Moreover, the high-stakes drama will in actuality have both Manafort and Mueller on trial in Virginia if Manafort is somehow found “not guilty” of bank and tax fraud — although the charges against him have been well documented.
Mueller’s initial mandate of Russian collusion by the Trump Administration regardless of the outcome is falling apart. In fact, unless there’s an 11th-hour “smoking-gun” the so-called Mueller investigation simply proves that the probe began with fraudulent information gathered by corrupt political operatives looking to destroy the Trump candidacy at all costs. Not to mention, both Mueller and Deputy Attorney General Rod Rosenstein suffer from massive “conflicts-of-interest.”
The trial, which is scheduled to begin with jury selection Tuesday in the U.S. District Court for the Eastern District of Virginia, will pit Special Counsel Robert Mueller against former Trump Campaign Chairman Paul Manafort.
Manafort stands accused of living a lavish lifestyle that includes expensive cars, a 3-million dollar brownstone in Brooklyn and more than 1-million dollars worth of clothing and accessories.
Mueller and his cronies will attempt to extrapolate Manafort’s criminal bank and tax fraud from his luxurious lifestyle and if convicted Manafort could face decades of prison time.
Which once again begs the question, “what about Russian collusion”? The apparent real reason for the Mueller “dog and pony” show, is to “flip” Manafort so that he will testify against President Trump.
Perhaps the best explanation as to why Mueller decided to throw everything at Manafort came from presiding Judge T.S. Ellis III. In May, Judge Ellis harshly criticized the Mueller team in a preliminary hearing suggesting the motive behind pursuing the case against the 69-year-old ex-Trump aid was only a means to get to the president.
Stating to the Mueller team, “You don’t really care about Mr. Manafort, you really care about what information Mr. Manafort can give you to lead you to Mr. Trump and an impeachment, or whatever.”
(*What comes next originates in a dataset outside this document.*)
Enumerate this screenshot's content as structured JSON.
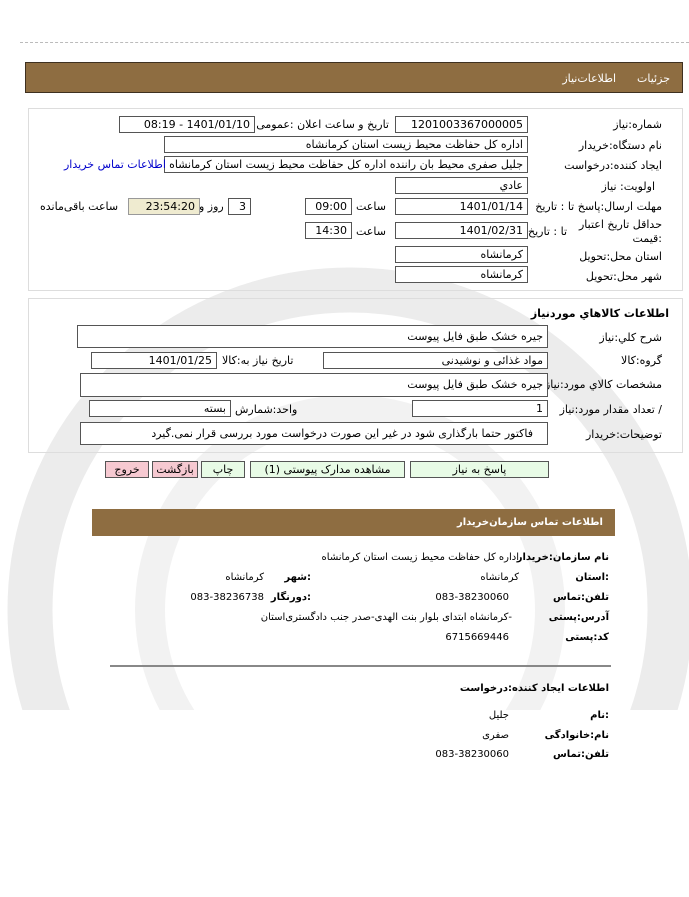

Mueller Prosecutor Greg Andres acknowledged during the preliminary hearing to Judge Ellis, “I don’t anticipate that a government witness will utter the word ‘Russia.'”
However, Ellis ultimately allowed the case to continue, stating that the prosecution of Manafort fell within Mueller’s broad authority to investigate Russian meddling within the 2016 election and beyond.
The trial is expected to last (after jury selection), about 3-weeks, focusing on Manafort’s alleged laundering of funds, and hiding millions of dollars from his lobbyist activities while working in behalf of the Ukrainian government and his alleged ties of deposed pro-Russian leader Viktor Yanukovych.
Yet, whether Manafort is found innocent or guilty of the charges seems a moot point for the Trump team, in that Manafort’s questionable activities were many years before Donald Trump ran for the presidency.